Phylogenetic analysis of HIV-1 isolates. (A) DNA sequences of the Vpu alleles were aligned with Vpu of HIV-1 group M reference sequences. A phylogenetic tree was constructed and rooted using Vpu sequences of HIV-1 group N and SIVcpz. Ten Vpu alleles of the clinical isolates are shown with JU (Jundishapur University) suffixed by their respective clone number (1 to 10). For clarity, our isolates are indicated with filled circles (∙). Gene accession numbers are indicated in brackets and the branch lengths represent the sequence dissimilarities. (B) A phylogenetic tree was constructed with partial Pol DNA sequences of the HIV-1 isolates and the reference sequences of HIV-1 group M. The tree was rooted with HIV-1 group N and SIVcpz. (C) Alignment of the deduced Vpu amino acid sequences from 10 Iranian isolates along with the NL4.3 Vpu. Dots represent identity to the sequence at the bottom and dashes represent gaps. Transmembrane and α-helical domains of Vpu are shaded gray.

Figure 2

Downregulation of cellular proteins by HIV-1 Vpu alleles. (A) CEM-CD4⁺ cells were transduced with GFP-marked lentiviral vectors expressing Vpu alleles. A mutant form of Vpu (Vpu-S52, 56N), incapable of downregulating CD4, was used as control. After 48 h, transduced cells were sorted using the GFP signal and subjected to Western blot to assess CD4 expression level by Vpu alleles (n = 3). (B) CEM-CD4⁺ cells were transduced with GFP-marked lentiviral vectors expressing Vpu alleles.

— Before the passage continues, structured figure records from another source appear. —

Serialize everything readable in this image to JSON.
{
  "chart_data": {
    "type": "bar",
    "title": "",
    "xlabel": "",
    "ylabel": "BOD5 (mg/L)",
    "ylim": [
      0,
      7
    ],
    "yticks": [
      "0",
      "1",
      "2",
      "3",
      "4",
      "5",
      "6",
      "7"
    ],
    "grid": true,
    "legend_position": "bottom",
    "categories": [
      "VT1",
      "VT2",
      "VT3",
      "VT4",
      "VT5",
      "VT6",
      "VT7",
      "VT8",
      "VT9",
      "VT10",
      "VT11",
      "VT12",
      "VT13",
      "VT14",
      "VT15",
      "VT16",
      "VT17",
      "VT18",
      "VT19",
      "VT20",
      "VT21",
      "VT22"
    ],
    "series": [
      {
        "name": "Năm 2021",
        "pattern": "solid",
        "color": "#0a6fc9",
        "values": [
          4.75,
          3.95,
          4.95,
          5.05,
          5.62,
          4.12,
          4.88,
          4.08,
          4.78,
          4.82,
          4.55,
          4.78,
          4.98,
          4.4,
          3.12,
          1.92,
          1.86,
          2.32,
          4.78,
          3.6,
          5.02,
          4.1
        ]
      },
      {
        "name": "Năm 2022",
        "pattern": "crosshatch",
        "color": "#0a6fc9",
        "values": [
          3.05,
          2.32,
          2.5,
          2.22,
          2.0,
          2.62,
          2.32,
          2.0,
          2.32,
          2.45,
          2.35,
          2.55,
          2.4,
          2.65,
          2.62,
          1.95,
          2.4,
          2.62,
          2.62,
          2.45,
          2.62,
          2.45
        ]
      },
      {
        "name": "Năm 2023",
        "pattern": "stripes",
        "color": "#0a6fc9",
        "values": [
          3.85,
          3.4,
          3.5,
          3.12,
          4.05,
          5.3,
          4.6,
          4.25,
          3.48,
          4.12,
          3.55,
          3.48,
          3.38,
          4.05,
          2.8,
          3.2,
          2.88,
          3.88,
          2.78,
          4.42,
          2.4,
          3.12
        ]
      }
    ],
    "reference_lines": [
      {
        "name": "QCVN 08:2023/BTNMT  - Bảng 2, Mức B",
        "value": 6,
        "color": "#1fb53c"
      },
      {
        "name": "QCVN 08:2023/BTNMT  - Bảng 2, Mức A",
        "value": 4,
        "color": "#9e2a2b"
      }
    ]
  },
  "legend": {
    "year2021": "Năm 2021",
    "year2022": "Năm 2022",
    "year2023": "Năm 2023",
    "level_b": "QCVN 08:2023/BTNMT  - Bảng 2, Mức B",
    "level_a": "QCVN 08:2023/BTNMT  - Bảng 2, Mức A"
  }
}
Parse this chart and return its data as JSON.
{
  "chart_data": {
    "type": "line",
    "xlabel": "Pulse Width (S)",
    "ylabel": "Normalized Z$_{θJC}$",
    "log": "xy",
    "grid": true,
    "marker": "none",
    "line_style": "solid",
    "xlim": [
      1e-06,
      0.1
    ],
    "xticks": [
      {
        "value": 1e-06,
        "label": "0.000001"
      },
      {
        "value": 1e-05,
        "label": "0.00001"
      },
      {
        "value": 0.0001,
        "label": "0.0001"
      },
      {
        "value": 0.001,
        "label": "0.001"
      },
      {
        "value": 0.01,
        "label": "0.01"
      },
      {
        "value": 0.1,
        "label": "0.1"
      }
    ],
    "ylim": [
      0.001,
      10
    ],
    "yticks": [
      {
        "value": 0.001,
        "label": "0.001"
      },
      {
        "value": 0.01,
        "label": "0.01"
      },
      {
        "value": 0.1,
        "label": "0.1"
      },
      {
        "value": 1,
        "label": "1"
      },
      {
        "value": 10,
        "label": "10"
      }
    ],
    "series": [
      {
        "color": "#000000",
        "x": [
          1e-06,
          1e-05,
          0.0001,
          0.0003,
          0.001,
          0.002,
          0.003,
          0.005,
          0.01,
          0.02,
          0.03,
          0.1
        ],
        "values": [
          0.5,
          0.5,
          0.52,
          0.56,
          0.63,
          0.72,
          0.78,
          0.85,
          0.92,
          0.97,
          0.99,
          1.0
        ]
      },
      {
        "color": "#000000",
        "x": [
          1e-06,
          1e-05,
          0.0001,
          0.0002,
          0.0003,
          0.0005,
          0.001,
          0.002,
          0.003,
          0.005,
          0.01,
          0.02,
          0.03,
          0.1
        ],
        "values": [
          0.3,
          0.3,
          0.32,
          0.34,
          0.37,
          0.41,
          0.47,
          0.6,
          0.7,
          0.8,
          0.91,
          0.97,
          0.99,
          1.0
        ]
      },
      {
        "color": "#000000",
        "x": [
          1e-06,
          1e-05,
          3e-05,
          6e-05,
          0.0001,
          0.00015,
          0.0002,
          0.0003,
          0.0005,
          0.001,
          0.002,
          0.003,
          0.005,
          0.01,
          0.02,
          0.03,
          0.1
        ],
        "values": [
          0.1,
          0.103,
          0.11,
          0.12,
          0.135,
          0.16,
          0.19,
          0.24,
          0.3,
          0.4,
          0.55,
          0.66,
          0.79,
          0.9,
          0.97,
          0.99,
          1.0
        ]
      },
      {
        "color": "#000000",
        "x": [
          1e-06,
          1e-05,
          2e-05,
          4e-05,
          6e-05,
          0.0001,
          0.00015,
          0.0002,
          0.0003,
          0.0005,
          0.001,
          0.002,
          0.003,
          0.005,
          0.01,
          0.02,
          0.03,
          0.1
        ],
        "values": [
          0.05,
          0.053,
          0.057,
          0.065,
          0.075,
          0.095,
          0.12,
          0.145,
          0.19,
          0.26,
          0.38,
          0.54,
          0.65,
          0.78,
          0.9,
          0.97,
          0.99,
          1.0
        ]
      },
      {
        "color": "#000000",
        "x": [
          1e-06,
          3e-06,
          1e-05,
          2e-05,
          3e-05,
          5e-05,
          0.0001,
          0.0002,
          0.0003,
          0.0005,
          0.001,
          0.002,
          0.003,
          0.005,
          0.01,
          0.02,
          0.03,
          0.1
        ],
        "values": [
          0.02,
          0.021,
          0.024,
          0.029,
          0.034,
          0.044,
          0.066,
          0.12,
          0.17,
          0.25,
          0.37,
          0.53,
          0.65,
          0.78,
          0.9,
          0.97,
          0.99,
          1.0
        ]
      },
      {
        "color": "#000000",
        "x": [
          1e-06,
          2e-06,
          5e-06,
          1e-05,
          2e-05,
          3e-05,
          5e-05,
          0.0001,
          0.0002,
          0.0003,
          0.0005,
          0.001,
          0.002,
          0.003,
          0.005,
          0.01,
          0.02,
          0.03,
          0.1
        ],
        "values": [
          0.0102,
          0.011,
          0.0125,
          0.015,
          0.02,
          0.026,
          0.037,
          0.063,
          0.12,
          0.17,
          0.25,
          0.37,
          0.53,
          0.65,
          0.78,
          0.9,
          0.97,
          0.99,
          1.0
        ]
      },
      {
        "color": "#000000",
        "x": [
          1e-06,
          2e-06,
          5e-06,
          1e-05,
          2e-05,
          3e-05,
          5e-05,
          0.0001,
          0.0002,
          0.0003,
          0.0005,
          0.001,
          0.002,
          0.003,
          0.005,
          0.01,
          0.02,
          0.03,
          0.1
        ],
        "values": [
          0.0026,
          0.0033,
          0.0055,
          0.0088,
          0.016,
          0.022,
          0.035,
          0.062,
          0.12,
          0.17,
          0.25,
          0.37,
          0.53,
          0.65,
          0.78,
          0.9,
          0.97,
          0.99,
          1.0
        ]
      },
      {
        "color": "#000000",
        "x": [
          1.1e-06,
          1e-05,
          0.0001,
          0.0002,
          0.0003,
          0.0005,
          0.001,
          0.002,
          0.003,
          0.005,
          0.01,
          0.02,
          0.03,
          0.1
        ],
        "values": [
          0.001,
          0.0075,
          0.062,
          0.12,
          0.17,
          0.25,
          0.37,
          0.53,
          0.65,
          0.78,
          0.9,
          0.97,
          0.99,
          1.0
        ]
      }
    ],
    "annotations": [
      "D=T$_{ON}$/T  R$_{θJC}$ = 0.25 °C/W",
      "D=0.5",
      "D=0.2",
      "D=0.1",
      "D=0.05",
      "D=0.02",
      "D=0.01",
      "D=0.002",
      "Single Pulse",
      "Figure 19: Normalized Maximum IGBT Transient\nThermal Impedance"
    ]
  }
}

GFP-positive cells were sorted after 48 h and analyzed using Western blot to assess downregulation of SNAT1 by Vpu alleles (n = 3). Asterisks indicate significant differences of subtype A Vpu alleles compared with NL4.3 Vpu. (C) Vpu alleles were tested for their ability to downregulates HLA-C on the cell surface of CEM-CD4⁺ cells transduced with GFP-marked lentiviral vectors. The bar graph shows summary of 3 independent experiments. Asterisks indicate significant differences of subtype A Vpu compared with NL4.3 Vpu.

Figure 3

Downregulation of surface tetherin and enhancing virus release by Vpu alleles. (A) CEM-CD4⁺ cells were transduced with GFP-marked lentiviral vectors for expression of Vpu alleles. After 48 h, surface expression of tetherin was measured in the GFP-positive transduced cells (n = 3). (B) HeLa cells were cotransfected with HIV-1 ∆Vpu/Nef and expression vectors for expression of Vpu alleles. After 48 h, cell lysates and supernatants were analyzed using Western blot. Fold increase in virus release was calculated by quantifying the signal density of cell-free p24 in the supernatant. (C) HeLa cells were cotransfected with HIV-1 ∆Vpu/Nef and expression vectors for expression of the WT Vpu (NL4.3) or the mutant Vpu (S52,56N). Cell lysates and supernatants were analyzed as described for (B).

Figure 4

Inhibition of NF-kB by Vpu alleles. HEK293T cells were cotransfected with a vector for expression of MAVS as inducer of NF-kB and a firefly luciferase reporter construct controlled by five NF-kB binding sites. After 12 h, cells were transduced with lentiviral vectors for expression of Vpu alleles or empty vector as control (n = 3). Luciferase activities were measured 36 h post-transduction. Luciferase activity of the empty vector in the presence of the MAVS inducer was set on 100% as the control. Luciferase activities of other samples were calculated based on the control.